Administrators with 7.5.0 UP10 or UP11 (any interim fix level) can now upgrade directly to the 7.5.0 UP13 release. This release enhances Console-only failover improvements and optimized backup validation time. Offense tab now has a Timeline view of offenses, Magnitude-based ranking, or Host-based categorization. Admin tab updates for Unified Store & Forward, Domain management, centralized credentials, and resource restriction interfaces. Regex Custom Properties now allow multiple capture groups and literals in custom properties. Added SNMPv3 and snmpwalk polling for hosts. Enhanced partial search result visibility. The improved suggested regex for parsing, auto-population of Event ID and Event Category, and event parsing for several core DSM types.
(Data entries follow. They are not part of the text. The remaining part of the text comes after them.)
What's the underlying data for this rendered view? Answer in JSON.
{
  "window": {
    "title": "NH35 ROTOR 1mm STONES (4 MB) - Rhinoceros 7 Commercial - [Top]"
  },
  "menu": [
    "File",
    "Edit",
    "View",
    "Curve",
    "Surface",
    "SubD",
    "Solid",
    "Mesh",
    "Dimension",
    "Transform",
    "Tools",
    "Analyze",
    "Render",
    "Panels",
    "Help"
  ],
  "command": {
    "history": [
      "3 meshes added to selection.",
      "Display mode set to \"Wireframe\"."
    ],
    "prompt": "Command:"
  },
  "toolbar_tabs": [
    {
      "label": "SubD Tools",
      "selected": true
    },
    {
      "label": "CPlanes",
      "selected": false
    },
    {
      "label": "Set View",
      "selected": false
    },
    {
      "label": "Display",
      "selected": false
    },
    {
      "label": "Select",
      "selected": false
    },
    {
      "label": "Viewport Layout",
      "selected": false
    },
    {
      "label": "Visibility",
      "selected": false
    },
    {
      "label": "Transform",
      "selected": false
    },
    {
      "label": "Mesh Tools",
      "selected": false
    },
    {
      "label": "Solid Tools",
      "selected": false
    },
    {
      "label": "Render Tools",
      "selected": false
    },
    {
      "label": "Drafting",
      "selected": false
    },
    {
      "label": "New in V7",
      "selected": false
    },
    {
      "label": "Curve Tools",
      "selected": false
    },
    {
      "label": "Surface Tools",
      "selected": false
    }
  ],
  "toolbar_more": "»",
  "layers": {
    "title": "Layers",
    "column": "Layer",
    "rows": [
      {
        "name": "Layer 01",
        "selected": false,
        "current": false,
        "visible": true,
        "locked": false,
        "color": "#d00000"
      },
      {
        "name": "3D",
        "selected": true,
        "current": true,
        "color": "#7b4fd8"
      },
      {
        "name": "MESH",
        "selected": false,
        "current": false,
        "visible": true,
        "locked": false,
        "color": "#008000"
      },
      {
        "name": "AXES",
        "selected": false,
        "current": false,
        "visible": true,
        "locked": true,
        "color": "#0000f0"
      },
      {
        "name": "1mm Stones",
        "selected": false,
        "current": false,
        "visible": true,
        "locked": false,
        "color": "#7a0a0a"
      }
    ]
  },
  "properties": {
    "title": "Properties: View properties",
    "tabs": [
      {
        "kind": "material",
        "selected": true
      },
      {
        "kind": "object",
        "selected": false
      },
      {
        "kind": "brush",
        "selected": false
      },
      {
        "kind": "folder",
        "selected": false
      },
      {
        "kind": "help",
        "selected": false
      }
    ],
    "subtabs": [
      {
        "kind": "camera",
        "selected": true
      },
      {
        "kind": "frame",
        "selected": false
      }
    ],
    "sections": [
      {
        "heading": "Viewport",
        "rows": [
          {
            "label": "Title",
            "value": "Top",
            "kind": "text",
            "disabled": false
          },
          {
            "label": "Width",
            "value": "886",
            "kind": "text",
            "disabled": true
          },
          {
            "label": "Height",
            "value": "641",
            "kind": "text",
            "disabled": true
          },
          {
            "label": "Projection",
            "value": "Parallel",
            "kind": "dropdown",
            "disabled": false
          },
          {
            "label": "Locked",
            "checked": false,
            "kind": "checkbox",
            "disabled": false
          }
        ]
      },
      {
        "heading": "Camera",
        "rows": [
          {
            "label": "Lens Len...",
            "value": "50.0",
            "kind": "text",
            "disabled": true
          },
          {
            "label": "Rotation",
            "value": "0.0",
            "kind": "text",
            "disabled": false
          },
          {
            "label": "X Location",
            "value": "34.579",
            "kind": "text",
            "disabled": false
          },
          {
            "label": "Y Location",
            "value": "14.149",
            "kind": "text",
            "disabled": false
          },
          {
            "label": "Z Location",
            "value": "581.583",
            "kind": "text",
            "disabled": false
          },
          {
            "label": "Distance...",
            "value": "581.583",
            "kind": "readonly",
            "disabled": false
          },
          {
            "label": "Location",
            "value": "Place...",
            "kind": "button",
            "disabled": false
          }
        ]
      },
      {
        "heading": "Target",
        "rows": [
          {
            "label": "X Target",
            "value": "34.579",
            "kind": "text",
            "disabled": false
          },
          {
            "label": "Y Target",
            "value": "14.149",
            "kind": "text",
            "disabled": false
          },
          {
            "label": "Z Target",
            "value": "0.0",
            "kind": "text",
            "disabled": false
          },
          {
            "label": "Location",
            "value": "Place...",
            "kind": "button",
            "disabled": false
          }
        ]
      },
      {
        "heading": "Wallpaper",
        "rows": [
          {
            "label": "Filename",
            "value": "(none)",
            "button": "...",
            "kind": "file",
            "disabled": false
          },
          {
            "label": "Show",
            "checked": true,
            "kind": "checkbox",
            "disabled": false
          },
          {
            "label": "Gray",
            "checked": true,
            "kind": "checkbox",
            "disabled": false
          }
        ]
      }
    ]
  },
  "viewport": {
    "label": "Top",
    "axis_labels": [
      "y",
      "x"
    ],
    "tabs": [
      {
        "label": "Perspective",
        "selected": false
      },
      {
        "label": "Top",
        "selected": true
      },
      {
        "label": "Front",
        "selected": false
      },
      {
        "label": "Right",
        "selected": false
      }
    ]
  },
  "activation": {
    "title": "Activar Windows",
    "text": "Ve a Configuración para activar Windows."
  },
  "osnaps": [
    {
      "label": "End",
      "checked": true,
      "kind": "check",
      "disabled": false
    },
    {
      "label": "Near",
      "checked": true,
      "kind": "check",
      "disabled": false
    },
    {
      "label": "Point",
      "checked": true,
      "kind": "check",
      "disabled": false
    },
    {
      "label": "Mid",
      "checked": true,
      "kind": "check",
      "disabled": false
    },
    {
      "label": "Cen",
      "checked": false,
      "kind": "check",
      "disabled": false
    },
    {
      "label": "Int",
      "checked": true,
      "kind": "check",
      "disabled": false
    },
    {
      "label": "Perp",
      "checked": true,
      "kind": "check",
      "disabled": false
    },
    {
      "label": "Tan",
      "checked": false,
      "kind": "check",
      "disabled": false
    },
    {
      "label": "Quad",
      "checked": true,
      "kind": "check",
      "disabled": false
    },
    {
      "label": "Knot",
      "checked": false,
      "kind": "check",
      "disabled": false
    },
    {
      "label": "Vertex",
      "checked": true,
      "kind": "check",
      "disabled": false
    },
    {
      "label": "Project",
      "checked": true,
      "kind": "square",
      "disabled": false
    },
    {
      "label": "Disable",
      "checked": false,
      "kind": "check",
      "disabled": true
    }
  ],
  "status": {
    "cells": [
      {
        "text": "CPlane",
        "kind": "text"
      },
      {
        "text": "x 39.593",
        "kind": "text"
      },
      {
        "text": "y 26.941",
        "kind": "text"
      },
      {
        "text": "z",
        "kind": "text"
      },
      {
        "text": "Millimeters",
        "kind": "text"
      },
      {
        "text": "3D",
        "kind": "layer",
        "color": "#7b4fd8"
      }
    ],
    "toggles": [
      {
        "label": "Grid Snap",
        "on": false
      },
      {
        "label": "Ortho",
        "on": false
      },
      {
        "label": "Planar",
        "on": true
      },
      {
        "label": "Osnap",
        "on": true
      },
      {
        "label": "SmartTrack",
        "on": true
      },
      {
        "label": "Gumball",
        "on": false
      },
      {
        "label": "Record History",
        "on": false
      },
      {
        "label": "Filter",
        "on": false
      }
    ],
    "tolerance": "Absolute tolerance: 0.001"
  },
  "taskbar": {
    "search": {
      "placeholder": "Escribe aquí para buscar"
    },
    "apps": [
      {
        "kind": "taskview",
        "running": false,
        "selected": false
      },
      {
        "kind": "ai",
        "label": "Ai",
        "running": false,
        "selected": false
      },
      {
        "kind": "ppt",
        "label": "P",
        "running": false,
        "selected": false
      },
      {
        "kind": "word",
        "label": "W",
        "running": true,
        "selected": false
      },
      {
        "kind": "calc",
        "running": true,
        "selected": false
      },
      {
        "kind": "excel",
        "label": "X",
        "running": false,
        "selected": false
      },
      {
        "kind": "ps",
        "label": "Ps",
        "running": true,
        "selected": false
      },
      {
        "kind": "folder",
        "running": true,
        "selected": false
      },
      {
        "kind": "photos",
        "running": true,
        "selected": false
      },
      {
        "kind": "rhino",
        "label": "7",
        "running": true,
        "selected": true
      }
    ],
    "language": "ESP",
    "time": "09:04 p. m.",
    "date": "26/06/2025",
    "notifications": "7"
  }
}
The QRadar Investigation Assistant powered by watsonx.ai uses Large Language Models (LLM) and Natural Language Processing (NLP) to help analysts while working with offenses. Crisp and accurate AI-generated offense summary helps to reduce false negatives caused by complex attacks that are not easily observable to the human eye, reduce the skills required for security analysts to understand complex incidents and attack vector, and boost analyst productivity by significantly reducing time spent on offense investigation. Additionally, the app provides AI-generated short-term and long-term recommendations help take decisive actions against critical threats.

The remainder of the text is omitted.